One of the most powerful lines in the novel comes amidst Sophia's anthropological musings about the power of signs in our culture. She questions the degree to which individuals fit into the common symbols for male or female as seen in signs for public toilets. Subsequently she wonders about the labels in family life: “A wife can be a mother to her husband, and a son can be a husband or a mother to his mother, and a daughter can be a sister or a mother to her mother, who can be a father and a mother to her daughter, which is probably why we are all lurking in each other's sign.” There is something beautifully freeing in this statement that we don't need to feel trapped as any one kind of thing in how we relate to our family members. Our ways of being come out of how our unique familial situation exists at any one point, not out of predefined roles which we must play.

"the tentacles of the jellyfish resemble the hair of the Medusa, which in pictures is always a tangled mess of writhing snakes."

"the tentacles of the jellyfish resemble the hair of the Medusa, which in pictures is always a tangled mess of writhing snakes."
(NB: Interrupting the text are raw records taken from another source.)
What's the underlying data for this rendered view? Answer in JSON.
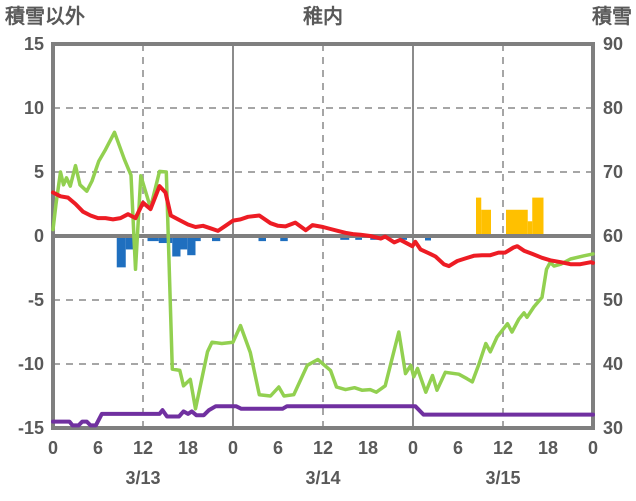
{
  "chart_data": {
    "type": "line",
    "title": "稚内",
    "x_axis": {
      "hours": 72,
      "tick_interval_hours": 6,
      "tick_labels": [
        "0",
        "6",
        "12",
        "18",
        "0",
        "6",
        "12",
        "18",
        "0",
        "6",
        "12",
        "18",
        "0"
      ],
      "date_labels": [
        "3/13",
        "3/14",
        "3/15"
      ],
      "date_center_hours": [
        12,
        36,
        60
      ],
      "gridline_hours_dashed": [
        12,
        36,
        60
      ],
      "gridline_hours_solid": [
        24,
        48
      ]
    },
    "y_left": {
      "label": "積雪以外",
      "min": -15,
      "max": 15,
      "ticks": [
        15,
        10,
        5,
        0,
        -5,
        -10,
        -15
      ]
    },
    "y_right": {
      "label": "積雪",
      "min": 30,
      "max": 90,
      "ticks": [
        90,
        80,
        70,
        60,
        50,
        40,
        30
      ]
    },
    "grid": true,
    "legend": "none",
    "series": [
      {
        "name": "blue-bars",
        "type": "bar",
        "axis": "left",
        "color": "#1f6fbf",
        "segments": [
          [
            8.5,
            9.7,
            -2.45
          ],
          [
            9.7,
            10.7,
            -1.05
          ],
          [
            12.6,
            14.1,
            -0.4
          ],
          [
            14.1,
            15.9,
            -0.55
          ],
          [
            15.9,
            17,
            -1.6
          ],
          [
            17,
            17.9,
            -1.05
          ],
          [
            17.9,
            19,
            -1.5
          ],
          [
            19,
            19.7,
            -0.4
          ],
          [
            21.2,
            22.3,
            -0.4
          ],
          [
            27.4,
            28.4,
            -0.4
          ],
          [
            30.3,
            31.3,
            -0.4
          ],
          [
            38.3,
            39.5,
            -0.3
          ],
          [
            40.3,
            41.2,
            -0.3
          ],
          [
            42.3,
            44,
            -0.3
          ],
          [
            46.3,
            47.2,
            -0.3
          ],
          [
            49.6,
            50.4,
            -0.35
          ]
        ]
      },
      {
        "name": "orange-bars",
        "type": "bar",
        "axis": "left",
        "color": "#ffc000",
        "segments": [
          [
            56.4,
            57.1,
            3
          ],
          [
            57.1,
            58.4,
            2.05
          ],
          [
            60.4,
            63.3,
            2.05
          ],
          [
            63.3,
            63.9,
            1.15
          ],
          [
            63.9,
            65.4,
            3
          ]
        ]
      },
      {
        "name": "green-line",
        "type": "line",
        "axis": "right",
        "color": "#92d050",
        "width": 3.5,
        "points": [
          [
            0,
            61
          ],
          [
            0.4,
            65
          ],
          [
            1,
            70
          ],
          [
            1.4,
            68
          ],
          [
            1.8,
            69.1
          ],
          [
            2.3,
            67.8
          ],
          [
            3,
            71
          ],
          [
            3.6,
            68
          ],
          [
            4.5,
            67
          ],
          [
            5.2,
            68.6
          ],
          [
            6.1,
            71.7
          ],
          [
            7,
            73.5
          ],
          [
            8.2,
            76.2
          ],
          [
            9.5,
            72
          ],
          [
            10.4,
            69.5
          ],
          [
            11,
            54.8
          ],
          [
            11.7,
            69.4
          ],
          [
            13,
            64.4
          ],
          [
            14.2,
            70.1
          ],
          [
            15.1,
            70
          ],
          [
            15.9,
            39.2
          ],
          [
            16.9,
            39
          ],
          [
            17.4,
            36.6
          ],
          [
            18.3,
            37.6
          ],
          [
            19,
            33
          ],
          [
            20.6,
            41.9
          ],
          [
            21.2,
            43.4
          ],
          [
            22.5,
            43.2
          ],
          [
            24,
            43.4
          ],
          [
            25,
            46
          ],
          [
            26.3,
            41.8
          ],
          [
            27.5,
            35.2
          ],
          [
            29,
            35
          ],
          [
            30.1,
            36.4
          ],
          [
            30.8,
            35
          ],
          [
            32.1,
            35.2
          ],
          [
            33.9,
            39.8
          ],
          [
            35.3,
            40.7
          ],
          [
            37,
            39
          ],
          [
            37.8,
            36.4
          ],
          [
            39,
            36
          ],
          [
            40.2,
            36.3
          ],
          [
            41.2,
            35.9
          ],
          [
            42.3,
            36
          ],
          [
            43.1,
            35.6
          ],
          [
            44.3,
            36.6
          ],
          [
            46.1,
            45
          ],
          [
            47,
            38.5
          ],
          [
            47.7,
            39.8
          ],
          [
            48.1,
            38
          ],
          [
            48.6,
            39.3
          ],
          [
            49.7,
            35.6
          ],
          [
            50.6,
            38.2
          ],
          [
            51.2,
            35.9
          ],
          [
            52.3,
            38.7
          ],
          [
            54.1,
            38.4
          ],
          [
            55.2,
            37.7
          ],
          [
            55.9,
            37.2
          ],
          [
            56.8,
            40
          ],
          [
            57.7,
            43.2
          ],
          [
            58.3,
            41.9
          ],
          [
            59.2,
            44.2
          ],
          [
            60.6,
            46.3
          ],
          [
            61.2,
            45
          ],
          [
            62.1,
            47
          ],
          [
            62.8,
            48
          ],
          [
            63.2,
            47.3
          ],
          [
            64.1,
            48.9
          ],
          [
            65.2,
            50.4
          ],
          [
            65.8,
            54.8
          ],
          [
            66.3,
            55.9
          ],
          [
            66.8,
            55.3
          ],
          [
            67.7,
            55.6
          ],
          [
            69,
            56.4
          ],
          [
            70.8,
            56.9
          ],
          [
            72,
            57.2
          ]
        ]
      },
      {
        "name": "purple-line",
        "type": "line",
        "axis": "left",
        "color": "#7030a0",
        "width": 4,
        "points": [
          [
            0,
            -14.5
          ],
          [
            2.2,
            -14.5
          ],
          [
            2.6,
            -14.8
          ],
          [
            3.4,
            -14.8
          ],
          [
            3.9,
            -14.5
          ],
          [
            4.5,
            -14.5
          ],
          [
            5,
            -14.8
          ],
          [
            5.7,
            -14.8
          ],
          [
            6.5,
            -13.9
          ],
          [
            14.2,
            -13.9
          ],
          [
            14.6,
            -13.6
          ],
          [
            15.2,
            -14.1
          ],
          [
            16.8,
            -14.1
          ],
          [
            17.4,
            -13.7
          ],
          [
            18,
            -13.9
          ],
          [
            18.5,
            -13.7
          ],
          [
            19.1,
            -14
          ],
          [
            20.1,
            -14
          ],
          [
            20.8,
            -13.6
          ],
          [
            21.7,
            -13.3
          ],
          [
            24.4,
            -13.3
          ],
          [
            25.1,
            -13.5
          ],
          [
            30.6,
            -13.5
          ],
          [
            31.2,
            -13.3
          ],
          [
            48.3,
            -13.3
          ],
          [
            49.4,
            -13.95
          ],
          [
            72,
            -13.95
          ]
        ]
      },
      {
        "name": "red-line",
        "type": "line",
        "axis": "left",
        "color": "#ed1c24",
        "width": 4,
        "points": [
          [
            0,
            3.4
          ],
          [
            1,
            3.1
          ],
          [
            2,
            3.0
          ],
          [
            3,
            2.5
          ],
          [
            4,
            1.9
          ],
          [
            5,
            1.6
          ],
          [
            6,
            1.4
          ],
          [
            7,
            1.4
          ],
          [
            8,
            1.3
          ],
          [
            9,
            1.4
          ],
          [
            10,
            1.7
          ],
          [
            11,
            1.4
          ],
          [
            12,
            2.6
          ],
          [
            13,
            2.1
          ],
          [
            14.2,
            3.9
          ],
          [
            15,
            3.4
          ],
          [
            15.7,
            1.6
          ],
          [
            17,
            1.2
          ],
          [
            18,
            0.9
          ],
          [
            19,
            0.7
          ],
          [
            20,
            0.8
          ],
          [
            21,
            0.6
          ],
          [
            22,
            0.4
          ],
          [
            23,
            0.8
          ],
          [
            24,
            1.2
          ],
          [
            25,
            1.3
          ],
          [
            26,
            1.5
          ],
          [
            27.5,
            1.6
          ],
          [
            29,
            1.0
          ],
          [
            30,
            0.8
          ],
          [
            31,
            0.75
          ],
          [
            32.3,
            1.05
          ],
          [
            33.7,
            0.45
          ],
          [
            34.6,
            0.85
          ],
          [
            36,
            0.7
          ],
          [
            37,
            0.55
          ],
          [
            38,
            0.4
          ],
          [
            39,
            0.25
          ],
          [
            40,
            0.15
          ],
          [
            41,
            0.1
          ],
          [
            42.3,
            0
          ],
          [
            43.7,
            -0.2
          ],
          [
            44.3,
            -0.05
          ],
          [
            45.5,
            -0.5
          ],
          [
            46.3,
            -0.3
          ],
          [
            47.9,
            -0.8
          ],
          [
            48.3,
            -0.45
          ],
          [
            49,
            -1.05
          ],
          [
            50.3,
            -1.4
          ],
          [
            51,
            -1.6
          ],
          [
            52.1,
            -2.2
          ],
          [
            52.8,
            -2.35
          ],
          [
            53.9,
            -1.95
          ],
          [
            55,
            -1.75
          ],
          [
            56.1,
            -1.55
          ],
          [
            57.2,
            -1.5
          ],
          [
            58.3,
            -1.5
          ],
          [
            59.4,
            -1.3
          ],
          [
            60.3,
            -1.3
          ],
          [
            61.4,
            -0.9
          ],
          [
            61.9,
            -0.8
          ],
          [
            62.8,
            -1.15
          ],
          [
            63.9,
            -1.4
          ],
          [
            65.2,
            -1.7
          ],
          [
            66.3,
            -1.9
          ],
          [
            67.7,
            -2.05
          ],
          [
            69,
            -2.2
          ],
          [
            70.3,
            -2.2
          ],
          [
            71.7,
            -2.05
          ],
          [
            72,
            -2.1
          ]
        ]
      }
    ],
    "style": {
      "plot_border_color": "#7f7f7f",
      "zero_line_color": "#7f7f7f",
      "gridline_color": "#a6a6a6",
      "day_line_color": "#8c8c8c",
      "label_color": "#595959"
    }
  }
}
It's interesting thinking about “Hot Milk” in relation to Elizabeth McKenzie's recent novel “The Portable Veblen”. Both centre on women with distinctly original points of view who have difficult hypochondriac mothers that they feel compelled to care for. They each come from different story angles to show how we can grow into different relationships with our parents, that we can move freely between being nurtured and nurturing. However, McKenzie focuses more strongly on the development of a sustainable balanced romantic partnership where Levy's novel is concerned more with developing a substantial individual sense of self outside of society's expectations.

I think “Hot Milk” will continue to have a subconscious effect on me in the future. You know how sometimes you'll recall a scene or character or original point of view from a novel many years after you've read it? There are aspects of “Hot Milk” which I can already feel echoing through me. Deborah Levy has a powerful use of imagery which unsettles in a way that is welcome because it helps broaden my perspective. It's a fantastic, distinctly powerful novel.